La création du « Rêve de Nietzsche » représente incontestablement la proposition musicale la plus surprenante et risquée de l’édition 2011 de Banlieues Bleues. Jean-Rémy Guédon, compositeur, saxophoniste et directeur d’Archimusic, et le rappeur Rocé font ensemble le pari de reprendre à leur compte le rêve fou du philosophe de fondre idées et sons dans une même matière en fusion. Rencontre avec Rocé, rappeur sophistiqué et musicien, en charge de s’emparer vocalement des mots et de la pensée de Nietzsche, qui était aussi, on l’ignore souvent, un excellent musicien et improvisateur.
Dans le paysage du rap actuel, votre ouverture et votre perméabilité à des courants musicaux très variés surprennent forcément. Comment cette densité musicale qui marque votre travail influence-t-elle votre approche vocale et vos textes’
Rocé : Pour créer mes musiques Hip Hop, j’ai eu besoin de piocher dans pas mal de disques de disco et de funk. Je cherchais les disques rares dans des brocantes et vide-greniers avec les collectionneurs. C’est en écoutant ces disques avec eux, que la funk m’a emmené vers la soul, puis la soul vers le jazz et le blues. Ce qui m’a intéressé, c’est que ces musiques étaient trop complexes pour en extraire une partie. Et c’est devenu mon challenge ! Pour les textes, l’écriture rap est très centrée sur le rythme. Mon approche reste donc la même tant que les rythmes sont binaires et répétitifs, comme dans la majeure partie des styles musicaux. Je n’ai donc aucun mal à m’adapter. Sur ce plan, le défi a été de tester l’interprétation sur du free jazz ou du rock progressif, des musiques sur lesquelles la rythmique peut être évolutive…
« Transporter les gens dans notre univers.

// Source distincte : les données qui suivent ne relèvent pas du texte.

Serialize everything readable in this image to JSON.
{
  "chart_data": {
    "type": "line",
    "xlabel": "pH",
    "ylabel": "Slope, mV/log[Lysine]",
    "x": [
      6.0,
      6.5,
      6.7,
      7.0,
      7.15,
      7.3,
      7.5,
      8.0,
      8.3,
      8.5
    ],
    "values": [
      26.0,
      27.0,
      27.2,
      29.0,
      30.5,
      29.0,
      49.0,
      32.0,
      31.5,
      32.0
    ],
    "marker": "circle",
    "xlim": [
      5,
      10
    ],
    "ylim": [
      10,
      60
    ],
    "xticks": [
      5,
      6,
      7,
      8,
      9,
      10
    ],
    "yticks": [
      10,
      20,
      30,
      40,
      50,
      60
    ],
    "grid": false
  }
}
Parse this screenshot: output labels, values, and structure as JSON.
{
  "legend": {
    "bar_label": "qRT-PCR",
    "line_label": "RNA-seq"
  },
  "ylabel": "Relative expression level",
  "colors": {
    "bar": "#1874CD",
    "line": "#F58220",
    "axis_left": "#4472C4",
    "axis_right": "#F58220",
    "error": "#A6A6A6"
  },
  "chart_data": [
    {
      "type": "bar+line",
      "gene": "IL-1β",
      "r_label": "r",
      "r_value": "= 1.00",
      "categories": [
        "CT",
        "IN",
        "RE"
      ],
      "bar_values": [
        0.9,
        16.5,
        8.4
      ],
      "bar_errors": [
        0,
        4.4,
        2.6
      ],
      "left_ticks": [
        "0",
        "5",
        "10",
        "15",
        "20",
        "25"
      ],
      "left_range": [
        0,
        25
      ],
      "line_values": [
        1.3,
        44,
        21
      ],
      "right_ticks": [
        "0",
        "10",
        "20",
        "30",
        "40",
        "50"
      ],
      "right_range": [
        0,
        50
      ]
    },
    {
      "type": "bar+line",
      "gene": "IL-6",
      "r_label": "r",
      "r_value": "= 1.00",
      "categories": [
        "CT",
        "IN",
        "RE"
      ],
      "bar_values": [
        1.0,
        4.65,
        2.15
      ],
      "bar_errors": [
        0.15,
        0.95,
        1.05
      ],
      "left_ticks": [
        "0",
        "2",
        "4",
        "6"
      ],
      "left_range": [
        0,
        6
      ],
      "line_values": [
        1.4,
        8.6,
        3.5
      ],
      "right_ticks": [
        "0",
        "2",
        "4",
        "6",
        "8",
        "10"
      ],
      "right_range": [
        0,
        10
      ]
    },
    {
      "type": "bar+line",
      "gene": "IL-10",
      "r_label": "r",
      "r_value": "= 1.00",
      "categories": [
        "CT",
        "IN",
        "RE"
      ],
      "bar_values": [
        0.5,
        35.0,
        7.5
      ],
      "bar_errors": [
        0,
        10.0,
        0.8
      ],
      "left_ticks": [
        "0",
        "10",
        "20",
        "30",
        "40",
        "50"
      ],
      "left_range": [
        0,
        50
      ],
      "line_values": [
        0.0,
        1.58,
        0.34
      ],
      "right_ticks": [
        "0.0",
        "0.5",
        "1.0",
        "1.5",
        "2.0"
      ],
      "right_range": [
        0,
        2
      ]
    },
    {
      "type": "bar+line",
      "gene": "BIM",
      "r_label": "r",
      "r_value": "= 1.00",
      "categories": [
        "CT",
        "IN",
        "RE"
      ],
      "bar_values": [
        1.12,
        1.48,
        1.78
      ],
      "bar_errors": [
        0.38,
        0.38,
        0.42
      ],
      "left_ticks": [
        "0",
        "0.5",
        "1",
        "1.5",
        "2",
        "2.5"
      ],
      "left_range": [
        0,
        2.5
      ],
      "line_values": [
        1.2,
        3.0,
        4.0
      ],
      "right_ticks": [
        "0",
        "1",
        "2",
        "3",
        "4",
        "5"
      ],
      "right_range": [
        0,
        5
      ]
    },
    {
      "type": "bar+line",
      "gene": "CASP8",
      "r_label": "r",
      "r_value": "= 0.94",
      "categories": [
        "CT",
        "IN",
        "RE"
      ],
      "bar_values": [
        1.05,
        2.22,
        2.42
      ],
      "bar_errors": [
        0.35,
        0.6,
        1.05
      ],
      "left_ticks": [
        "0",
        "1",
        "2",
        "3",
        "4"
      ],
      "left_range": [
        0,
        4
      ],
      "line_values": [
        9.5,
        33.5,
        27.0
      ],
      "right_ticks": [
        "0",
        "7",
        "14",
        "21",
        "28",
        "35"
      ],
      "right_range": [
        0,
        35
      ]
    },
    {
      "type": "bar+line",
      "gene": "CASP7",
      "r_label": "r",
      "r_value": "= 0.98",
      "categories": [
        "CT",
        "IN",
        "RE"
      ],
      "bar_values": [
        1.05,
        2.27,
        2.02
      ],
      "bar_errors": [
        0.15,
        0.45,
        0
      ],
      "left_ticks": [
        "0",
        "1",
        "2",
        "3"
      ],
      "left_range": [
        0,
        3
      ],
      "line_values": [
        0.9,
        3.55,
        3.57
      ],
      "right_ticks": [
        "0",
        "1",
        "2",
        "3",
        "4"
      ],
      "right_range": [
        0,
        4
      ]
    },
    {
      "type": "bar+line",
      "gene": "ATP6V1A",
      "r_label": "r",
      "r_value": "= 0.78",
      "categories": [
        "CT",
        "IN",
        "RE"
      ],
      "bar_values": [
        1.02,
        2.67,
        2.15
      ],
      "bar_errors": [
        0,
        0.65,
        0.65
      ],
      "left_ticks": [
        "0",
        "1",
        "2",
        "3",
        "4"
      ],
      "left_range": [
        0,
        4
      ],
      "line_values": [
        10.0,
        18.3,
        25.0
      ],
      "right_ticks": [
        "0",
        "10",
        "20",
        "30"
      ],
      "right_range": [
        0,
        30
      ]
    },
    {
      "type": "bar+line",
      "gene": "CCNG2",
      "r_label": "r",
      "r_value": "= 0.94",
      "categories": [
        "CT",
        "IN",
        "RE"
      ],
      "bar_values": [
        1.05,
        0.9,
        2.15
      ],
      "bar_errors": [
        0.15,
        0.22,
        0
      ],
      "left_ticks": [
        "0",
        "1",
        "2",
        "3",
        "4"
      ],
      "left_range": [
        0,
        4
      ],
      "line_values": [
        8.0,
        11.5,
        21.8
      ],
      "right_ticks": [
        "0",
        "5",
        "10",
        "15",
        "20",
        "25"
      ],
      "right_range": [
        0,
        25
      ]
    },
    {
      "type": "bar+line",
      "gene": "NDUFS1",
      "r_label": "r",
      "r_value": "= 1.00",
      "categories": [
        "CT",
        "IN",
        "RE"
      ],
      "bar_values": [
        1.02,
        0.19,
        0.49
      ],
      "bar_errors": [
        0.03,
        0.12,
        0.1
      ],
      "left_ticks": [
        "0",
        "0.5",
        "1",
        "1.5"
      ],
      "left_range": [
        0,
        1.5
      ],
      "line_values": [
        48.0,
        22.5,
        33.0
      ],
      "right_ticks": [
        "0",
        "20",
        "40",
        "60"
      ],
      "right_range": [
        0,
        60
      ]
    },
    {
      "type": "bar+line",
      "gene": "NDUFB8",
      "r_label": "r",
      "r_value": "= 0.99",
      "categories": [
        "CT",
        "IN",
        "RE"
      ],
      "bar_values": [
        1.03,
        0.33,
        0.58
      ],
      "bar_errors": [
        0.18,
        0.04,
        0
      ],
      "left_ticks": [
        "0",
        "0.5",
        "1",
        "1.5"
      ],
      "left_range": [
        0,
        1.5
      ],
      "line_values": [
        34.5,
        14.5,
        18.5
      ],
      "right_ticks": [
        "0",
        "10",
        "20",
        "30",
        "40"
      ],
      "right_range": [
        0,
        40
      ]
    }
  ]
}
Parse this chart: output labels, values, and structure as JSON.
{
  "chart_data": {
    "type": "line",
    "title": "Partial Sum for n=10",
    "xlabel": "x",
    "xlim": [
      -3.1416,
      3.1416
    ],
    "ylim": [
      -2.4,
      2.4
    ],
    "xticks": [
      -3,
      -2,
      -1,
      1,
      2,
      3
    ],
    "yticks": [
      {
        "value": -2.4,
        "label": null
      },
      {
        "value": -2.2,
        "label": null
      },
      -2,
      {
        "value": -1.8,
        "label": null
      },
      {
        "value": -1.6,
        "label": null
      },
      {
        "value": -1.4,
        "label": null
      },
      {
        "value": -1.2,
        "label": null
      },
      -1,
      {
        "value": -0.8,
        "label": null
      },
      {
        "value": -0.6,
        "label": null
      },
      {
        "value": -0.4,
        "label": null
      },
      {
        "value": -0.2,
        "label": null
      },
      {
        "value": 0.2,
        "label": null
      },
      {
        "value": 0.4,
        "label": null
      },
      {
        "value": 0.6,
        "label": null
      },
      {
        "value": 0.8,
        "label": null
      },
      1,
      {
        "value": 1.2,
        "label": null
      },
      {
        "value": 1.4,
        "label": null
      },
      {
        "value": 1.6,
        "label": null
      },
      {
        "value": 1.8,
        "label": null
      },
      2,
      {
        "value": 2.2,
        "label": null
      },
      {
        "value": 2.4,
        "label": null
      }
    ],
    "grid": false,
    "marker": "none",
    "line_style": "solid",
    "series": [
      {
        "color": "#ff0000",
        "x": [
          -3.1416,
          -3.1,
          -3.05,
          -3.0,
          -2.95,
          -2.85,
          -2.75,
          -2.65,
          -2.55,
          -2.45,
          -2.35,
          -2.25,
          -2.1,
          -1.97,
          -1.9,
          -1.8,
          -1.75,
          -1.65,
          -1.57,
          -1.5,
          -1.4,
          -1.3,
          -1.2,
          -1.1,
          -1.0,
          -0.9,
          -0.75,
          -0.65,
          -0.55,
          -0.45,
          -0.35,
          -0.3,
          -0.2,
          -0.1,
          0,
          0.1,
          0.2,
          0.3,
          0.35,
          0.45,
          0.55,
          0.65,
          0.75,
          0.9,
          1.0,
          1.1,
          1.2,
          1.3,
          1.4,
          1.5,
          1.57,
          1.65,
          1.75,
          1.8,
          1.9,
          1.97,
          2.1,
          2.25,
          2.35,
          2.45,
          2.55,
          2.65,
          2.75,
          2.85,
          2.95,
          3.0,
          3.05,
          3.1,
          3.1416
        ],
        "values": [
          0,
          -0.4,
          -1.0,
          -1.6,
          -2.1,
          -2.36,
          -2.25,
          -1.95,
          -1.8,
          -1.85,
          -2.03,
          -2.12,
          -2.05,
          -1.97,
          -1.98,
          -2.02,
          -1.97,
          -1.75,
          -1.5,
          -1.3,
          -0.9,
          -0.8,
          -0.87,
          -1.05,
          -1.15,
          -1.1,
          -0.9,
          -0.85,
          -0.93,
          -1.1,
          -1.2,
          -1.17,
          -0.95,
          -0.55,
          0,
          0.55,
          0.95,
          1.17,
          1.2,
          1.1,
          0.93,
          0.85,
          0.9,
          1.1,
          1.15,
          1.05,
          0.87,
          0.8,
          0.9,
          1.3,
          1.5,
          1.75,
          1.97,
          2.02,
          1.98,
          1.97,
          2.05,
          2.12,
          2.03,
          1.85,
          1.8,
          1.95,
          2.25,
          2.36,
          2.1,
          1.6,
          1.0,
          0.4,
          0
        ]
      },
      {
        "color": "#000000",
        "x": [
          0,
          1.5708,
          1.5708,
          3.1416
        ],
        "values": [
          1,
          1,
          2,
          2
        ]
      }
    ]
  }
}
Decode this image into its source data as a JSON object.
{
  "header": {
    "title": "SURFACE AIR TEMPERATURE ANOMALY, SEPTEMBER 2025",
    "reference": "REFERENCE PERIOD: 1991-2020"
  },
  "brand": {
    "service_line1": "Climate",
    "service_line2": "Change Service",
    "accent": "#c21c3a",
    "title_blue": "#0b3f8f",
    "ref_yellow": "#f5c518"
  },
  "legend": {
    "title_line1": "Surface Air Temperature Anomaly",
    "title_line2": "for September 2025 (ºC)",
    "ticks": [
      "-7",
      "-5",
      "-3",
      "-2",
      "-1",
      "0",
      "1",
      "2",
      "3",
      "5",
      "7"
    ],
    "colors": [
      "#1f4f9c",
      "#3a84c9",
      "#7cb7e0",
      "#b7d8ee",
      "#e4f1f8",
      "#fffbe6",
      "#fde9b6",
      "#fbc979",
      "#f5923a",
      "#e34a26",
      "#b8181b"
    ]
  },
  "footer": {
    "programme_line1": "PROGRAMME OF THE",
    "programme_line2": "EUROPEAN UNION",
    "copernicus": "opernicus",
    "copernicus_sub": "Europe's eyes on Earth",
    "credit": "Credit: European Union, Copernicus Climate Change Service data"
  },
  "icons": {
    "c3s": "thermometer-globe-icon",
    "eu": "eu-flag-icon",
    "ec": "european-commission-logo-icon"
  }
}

Comme Nietzsche transporte le lecteur dans le sien »
Comment a eu lieu la rencontre avec Jean Rémy Guédon?
R. : C’est lui qui m’a contacté. Je pense qu’il a su que j’avais fait des petites études de philosophie et que je parlais de Nietzsche dans un de mes morceaux (ndlr : « Poète chez les philosophes, philosophe chez les poètes, Nietzche aurait pu être le summum chez les rappeurs. Sans concession, le verbe cru, la poésie aux métaphores cassantes et au rythme sévère… Il est l’artiste comme on n’en fait plus »)
Qu’avez-vous en commun avec lui au-delà des questions de styles et de générations ?
R. : On a déjà une passion commune pour Nietzsche ! On travaille un peu de la même manière sur ce projet, en laissant beaucoup de place au feeling pour ne pas tomber dans le piège de faire quelque chose d’indigeste et explicatif. On part tous les deux du principe qu’il faut réussir à transporter les gens dans notre univers. Comme Nietzsche transporte le lecteur dans le sien.
Comment est né ce projet de création autour de Nietzsche?
R. : Ce projet est une idée de Jean-Remy Guédon. Je suis arrivé dans le projet alors qu’il était déjà en train de bosser dessus. Concrètement, je choisis des passages entiers extraits des œuvres. Je ne change pas une virgule au texte initial. Je m’impose cette contrainte car il n’y a rien de pire pour l’auditeur que de ne pas savoir exactement ce qu’il écoute. Par contre, je conserve toute ma liberté pour l’interprétation. C’est là que réside toute la difficulté du projet. Nietzsche n’écrivait pas en prose et il faut plusieurs pages pour qu’il nous entraîne dans son univers. Nous à l’inverse, nous avons un temps restreint. Ce n’est pas facile mais j’aime les challenges comme celui-ci. J’ai pour moi l’entraînement de la diction et de la prestance, et, avec Jean-Remy, nous avons de très bons musiciens à nos côtés. Maintenant, c’est à nous de jouer !
Propos recueillis par Jean-Luc Caradec
Lundi 21 mars à 20h30 à la Dynamo de Pantin (93). Tél. 01 49 22 10 10. Places : 16 €. En première partie : le quartet du saxophoniste Emile Parisien.